Yes I do 50,000km p.a. but that just means I pay more fuel excise than the average Joe as well
--- End quote ---
I accept your point there, and the light vehicle caught up in the commercial vehicle registration costs is probably the best example of "unfairness" . And the extra costs associated with using a Falcon ute for work in your example are certainly onerous.
Registration fees have historically been based on engine capacity. This goes way back--it used to be expressed as Horsepower, which was actually capacity, and not power generated. And there were often sharp grades as you rose through the categories..
I know--we all know :laughing7:--that Valkie likes to rant about the "grubberment" , it's just his thing, likes to be the cranky old bugger with time on his hands, if his posts are anything to go on. Amiright? :dontknow: he also should have known that he was up for a higher rego fee when he bough the Mux, but did anyway, and now has to grumble. And he also chooses to live in the Central Coast, which, once upon a time, was a quiet, relaxed place to live, and is just now "Sydney over the Hawkesbury" . This is probably why he is grumpy? :sad10: And , guess what, government has lot s and lots of services to provide, people want more all the time, and the money has to come from somewhere. And I do find it a little ironic that someone would hold up China as some kind of shining example on road building when they would likely be slagging them off for everything else in the next breath.

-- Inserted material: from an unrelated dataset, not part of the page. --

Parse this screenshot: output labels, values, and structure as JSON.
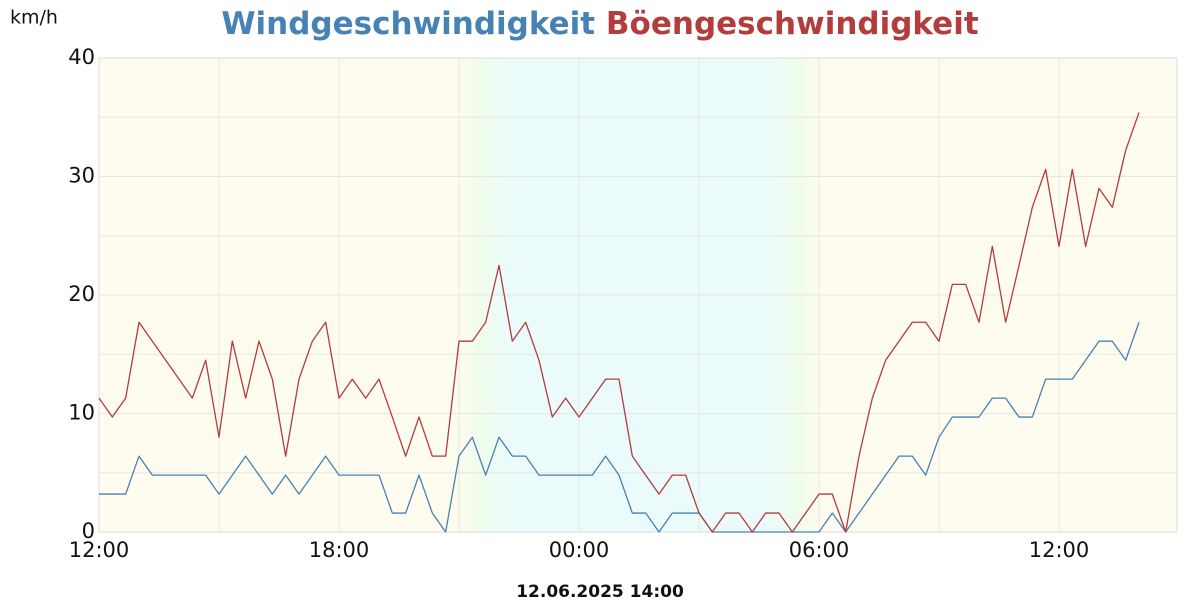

But much of your increased costs for "rego" over the last few decades is actually the increased cost of the compulsory third party insurance. Over east, this skyrocketed when your governments privatised the process. This is the biggest contributor to your total cost, by far. The government over here kept control of the process, and our rego fees appear to be far lower than yours.
We also have no mandatory annual inspections for private vehicles. if you maintain your rego without lapse, the only time it will see the pits is if you get " yellow stickered". Passenger-carrying vehicles, even Ubers, have a six-monthly inspection. There is no special licencing required if you are using a light vehicle for work, it goes purely on the GVM. Over 4.5 tonne, you need a truck licence. Commercial or not. Rego fees do vary between commercial and private use, not massively. It's up to you to tick the appropriate box when renewing.
WAI4WD:
I like the Victorian fee structure. Doesn't matter what size engine or other nonsense, just whether you're metro, outer metro or rural.